DIGITAL Die Marketing-Experten Laurin Roider und Hannes Widmann über die ALPSTÜRMER GmbH, Performance-Marketing, Ziele, Veränderungen durch die Covid-19-Pandemie, Zielgruppen und Tipps für digitales Marketing.

Herr Roider, Herr Widmann, Ihr Unternehmen, die ALPSTÜRMER GmbH, ist noch recht jung im Sport Business. Ihr Fokus liegt im Bereich des digitalen Sport- und Outdoor-Marketings. Welche Ziele verfolgen Sie als Geschäftsführer?

Das stimmt. Wir durchlebten davor einige andere Branchen, bis wir das Glück hatten, uns auf die Sportbranche spezialisieren zu dürfen. Ganz nach unserem Slogan »Wo die Wände steil werden und die Hänge abschüssig, ist kein Platz für die breite Masse«. Das war für uns mit Grund, uns ausschließlich dem Performance-Marketing für Unternehmen der Sport- und Outdoor-Branche zu widmen. Damit sind wir die einzige Agentur in Deutschland, die exklusiv Performance-Marketing für Sport- und Outdoor-Brands anbietet.

Unser Ziel ist es, gemeinsam mit unseren Kunden zu wachsen. So erweitern unsere Kunden mit uns ihr Team um weitere aktive Sportler, die nebenbei durch unser junges Durchschnittsalter mit allen Facetten der Online-Welt aufgewachsen sind.

Was versteht man unter Performance-Marketing und was bieten Sie konkret an?

Im Performance-Marketing geht es um drei Kernbausteine: Messbarkeit, Modularität und Optimierbarkeit.

Einfach gesagt heißt das, dass wir die digitalen Werbeaccounts unserer Kunden optimieren und deren Werbebudgets vorwiegend in der »Google-Familie« und auf Social Media verwalten.
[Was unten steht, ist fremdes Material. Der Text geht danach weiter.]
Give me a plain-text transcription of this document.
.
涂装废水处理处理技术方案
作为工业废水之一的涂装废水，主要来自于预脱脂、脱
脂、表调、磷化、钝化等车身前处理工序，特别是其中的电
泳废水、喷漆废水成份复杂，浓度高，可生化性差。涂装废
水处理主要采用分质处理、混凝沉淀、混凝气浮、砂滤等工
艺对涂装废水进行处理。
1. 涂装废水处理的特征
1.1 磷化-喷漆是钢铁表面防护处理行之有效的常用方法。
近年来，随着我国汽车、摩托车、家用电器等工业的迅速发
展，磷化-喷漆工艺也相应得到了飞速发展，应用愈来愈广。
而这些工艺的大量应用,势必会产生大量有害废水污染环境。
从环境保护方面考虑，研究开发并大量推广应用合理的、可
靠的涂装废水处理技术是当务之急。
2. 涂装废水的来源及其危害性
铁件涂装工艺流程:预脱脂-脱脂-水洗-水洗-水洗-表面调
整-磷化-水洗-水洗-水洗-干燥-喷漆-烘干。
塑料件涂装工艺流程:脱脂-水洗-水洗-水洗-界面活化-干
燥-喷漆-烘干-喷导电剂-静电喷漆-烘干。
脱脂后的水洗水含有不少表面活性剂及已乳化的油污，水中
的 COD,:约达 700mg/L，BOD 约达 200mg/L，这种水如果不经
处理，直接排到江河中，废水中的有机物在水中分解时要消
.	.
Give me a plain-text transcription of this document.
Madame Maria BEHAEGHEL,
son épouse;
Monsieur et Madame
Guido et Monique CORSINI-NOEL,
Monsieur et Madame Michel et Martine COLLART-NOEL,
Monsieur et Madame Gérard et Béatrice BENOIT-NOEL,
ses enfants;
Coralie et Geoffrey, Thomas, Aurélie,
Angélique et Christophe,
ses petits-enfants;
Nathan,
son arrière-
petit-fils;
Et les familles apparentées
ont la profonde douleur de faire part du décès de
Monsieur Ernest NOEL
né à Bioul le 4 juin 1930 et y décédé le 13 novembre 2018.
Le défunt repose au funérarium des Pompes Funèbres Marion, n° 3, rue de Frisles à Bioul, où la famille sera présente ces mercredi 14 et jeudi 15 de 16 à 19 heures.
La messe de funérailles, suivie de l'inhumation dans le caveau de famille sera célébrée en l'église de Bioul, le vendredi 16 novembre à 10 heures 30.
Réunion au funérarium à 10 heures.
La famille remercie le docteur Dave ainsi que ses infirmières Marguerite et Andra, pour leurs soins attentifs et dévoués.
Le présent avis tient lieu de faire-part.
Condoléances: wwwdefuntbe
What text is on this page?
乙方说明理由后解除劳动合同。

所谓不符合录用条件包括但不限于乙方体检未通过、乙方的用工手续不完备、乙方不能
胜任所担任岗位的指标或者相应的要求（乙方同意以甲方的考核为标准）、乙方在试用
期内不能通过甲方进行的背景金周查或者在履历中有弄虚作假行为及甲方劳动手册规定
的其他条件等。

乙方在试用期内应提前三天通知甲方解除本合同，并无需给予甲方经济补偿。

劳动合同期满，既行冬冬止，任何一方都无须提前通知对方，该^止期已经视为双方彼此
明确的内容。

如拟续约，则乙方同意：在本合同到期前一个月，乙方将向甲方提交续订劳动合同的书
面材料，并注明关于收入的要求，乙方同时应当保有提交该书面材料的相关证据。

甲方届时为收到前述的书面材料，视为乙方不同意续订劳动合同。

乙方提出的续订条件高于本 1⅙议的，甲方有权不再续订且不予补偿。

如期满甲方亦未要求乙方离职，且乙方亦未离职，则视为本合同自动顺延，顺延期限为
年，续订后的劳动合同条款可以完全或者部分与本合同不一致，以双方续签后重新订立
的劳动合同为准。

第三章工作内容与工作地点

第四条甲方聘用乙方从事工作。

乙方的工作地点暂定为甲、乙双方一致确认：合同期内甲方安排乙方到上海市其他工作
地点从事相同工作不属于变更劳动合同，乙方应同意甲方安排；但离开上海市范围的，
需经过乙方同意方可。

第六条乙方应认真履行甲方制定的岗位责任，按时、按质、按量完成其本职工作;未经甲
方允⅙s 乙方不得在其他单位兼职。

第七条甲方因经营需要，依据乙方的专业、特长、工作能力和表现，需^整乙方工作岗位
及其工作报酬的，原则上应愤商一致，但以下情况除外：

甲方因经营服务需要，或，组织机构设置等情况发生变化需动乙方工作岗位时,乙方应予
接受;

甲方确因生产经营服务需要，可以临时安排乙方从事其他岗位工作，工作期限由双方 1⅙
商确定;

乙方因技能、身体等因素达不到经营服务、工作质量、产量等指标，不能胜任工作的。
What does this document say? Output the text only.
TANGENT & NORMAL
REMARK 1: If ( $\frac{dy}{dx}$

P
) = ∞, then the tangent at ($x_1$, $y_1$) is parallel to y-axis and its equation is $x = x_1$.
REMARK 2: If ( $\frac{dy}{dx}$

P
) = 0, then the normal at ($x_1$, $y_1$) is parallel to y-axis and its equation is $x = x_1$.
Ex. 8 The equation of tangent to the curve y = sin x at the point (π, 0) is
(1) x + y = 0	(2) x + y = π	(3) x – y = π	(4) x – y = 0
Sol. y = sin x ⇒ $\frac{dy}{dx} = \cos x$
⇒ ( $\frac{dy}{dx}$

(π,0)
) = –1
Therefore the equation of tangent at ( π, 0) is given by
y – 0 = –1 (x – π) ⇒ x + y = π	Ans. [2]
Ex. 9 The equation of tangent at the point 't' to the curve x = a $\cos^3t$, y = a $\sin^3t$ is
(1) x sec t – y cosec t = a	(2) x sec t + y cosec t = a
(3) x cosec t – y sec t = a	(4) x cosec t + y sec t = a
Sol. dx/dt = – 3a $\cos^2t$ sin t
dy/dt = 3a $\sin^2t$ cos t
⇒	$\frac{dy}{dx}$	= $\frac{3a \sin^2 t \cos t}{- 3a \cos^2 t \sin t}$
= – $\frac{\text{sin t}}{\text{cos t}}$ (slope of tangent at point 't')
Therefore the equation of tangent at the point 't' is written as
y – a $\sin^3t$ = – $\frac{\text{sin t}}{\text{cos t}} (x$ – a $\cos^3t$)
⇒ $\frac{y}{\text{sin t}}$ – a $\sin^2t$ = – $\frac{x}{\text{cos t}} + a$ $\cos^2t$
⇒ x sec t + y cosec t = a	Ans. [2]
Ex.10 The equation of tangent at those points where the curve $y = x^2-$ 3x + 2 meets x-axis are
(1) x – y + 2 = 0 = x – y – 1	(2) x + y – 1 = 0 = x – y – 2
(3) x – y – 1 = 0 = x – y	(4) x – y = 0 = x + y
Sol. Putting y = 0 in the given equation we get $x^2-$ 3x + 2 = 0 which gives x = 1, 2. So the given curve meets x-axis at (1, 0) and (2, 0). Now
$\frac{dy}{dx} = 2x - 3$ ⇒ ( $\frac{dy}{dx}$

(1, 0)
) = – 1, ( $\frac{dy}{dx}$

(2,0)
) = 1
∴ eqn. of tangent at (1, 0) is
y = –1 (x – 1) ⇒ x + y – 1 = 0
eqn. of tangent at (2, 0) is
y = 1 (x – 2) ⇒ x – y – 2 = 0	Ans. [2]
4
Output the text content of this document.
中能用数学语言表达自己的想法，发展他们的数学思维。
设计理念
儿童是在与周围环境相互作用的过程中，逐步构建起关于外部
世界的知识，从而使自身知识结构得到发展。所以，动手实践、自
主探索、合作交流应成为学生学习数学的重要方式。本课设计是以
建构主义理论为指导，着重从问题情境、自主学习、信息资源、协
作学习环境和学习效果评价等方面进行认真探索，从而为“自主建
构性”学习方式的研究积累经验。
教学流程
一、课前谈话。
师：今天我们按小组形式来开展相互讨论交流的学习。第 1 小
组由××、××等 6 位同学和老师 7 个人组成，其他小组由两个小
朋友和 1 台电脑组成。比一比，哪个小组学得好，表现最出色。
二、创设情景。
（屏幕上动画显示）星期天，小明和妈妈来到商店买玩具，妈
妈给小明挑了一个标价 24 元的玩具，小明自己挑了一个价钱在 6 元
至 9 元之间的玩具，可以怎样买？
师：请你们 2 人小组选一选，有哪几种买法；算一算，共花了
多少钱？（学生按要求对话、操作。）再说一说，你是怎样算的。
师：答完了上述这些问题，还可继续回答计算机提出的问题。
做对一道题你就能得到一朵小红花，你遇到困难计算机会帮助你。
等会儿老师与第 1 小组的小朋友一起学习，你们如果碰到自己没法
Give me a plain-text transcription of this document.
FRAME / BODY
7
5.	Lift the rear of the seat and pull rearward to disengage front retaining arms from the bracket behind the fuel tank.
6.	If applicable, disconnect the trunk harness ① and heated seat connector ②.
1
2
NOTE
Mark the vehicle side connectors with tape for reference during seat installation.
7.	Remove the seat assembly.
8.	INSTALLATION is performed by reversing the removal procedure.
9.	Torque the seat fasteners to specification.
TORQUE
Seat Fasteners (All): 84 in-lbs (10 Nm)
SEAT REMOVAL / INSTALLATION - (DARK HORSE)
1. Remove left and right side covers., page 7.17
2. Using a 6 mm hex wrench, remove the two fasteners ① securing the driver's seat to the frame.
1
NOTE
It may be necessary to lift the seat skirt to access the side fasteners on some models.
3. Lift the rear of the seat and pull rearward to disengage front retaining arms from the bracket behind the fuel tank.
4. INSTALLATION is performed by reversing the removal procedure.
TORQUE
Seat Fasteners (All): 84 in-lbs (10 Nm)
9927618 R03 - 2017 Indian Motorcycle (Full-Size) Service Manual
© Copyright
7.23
Dabei ist es uns besonders wichtig, alle Aktivitäten messbar zu machen und unternehmensgetrieben zu arbeiten. So wissen wir immer, auf wie viel Höhenmeter sich eine Kampagne befindet und können diese jederzeit analysieren und optimieren. Dadurch können wir den Fokus auf mehr Umsatz und vor allem mehr Gewinn für unsere Kunden legen.

Die weltweite Covid-19-Pandemie zeigt, wie wichtig die Digitalisierung und Social Media im Alltag unseres Geschäftslebens ist. Hat sich die Branche durch Corona verändert? Was sind Ihre Erfahrungen?

Ja definitiv. Brancheninsider sagen, dass die Pandemie die E-Commerce Entwicklung um fünf Jahre beschleunigt hat. Das macht sich auch im Sport Business bei der allgegenwärtigen Händler-Hersteller-Beziehung bemerkbar. Immer mehr Hersteller bauen sich ihren eigenen Onlineshop auf. Die Händler wiederum müssen sich nun stark mit der Frage auseinandersetzten, wie sie das Einkaufserlebnis bei sich in den Vordergrund als USP stellen können.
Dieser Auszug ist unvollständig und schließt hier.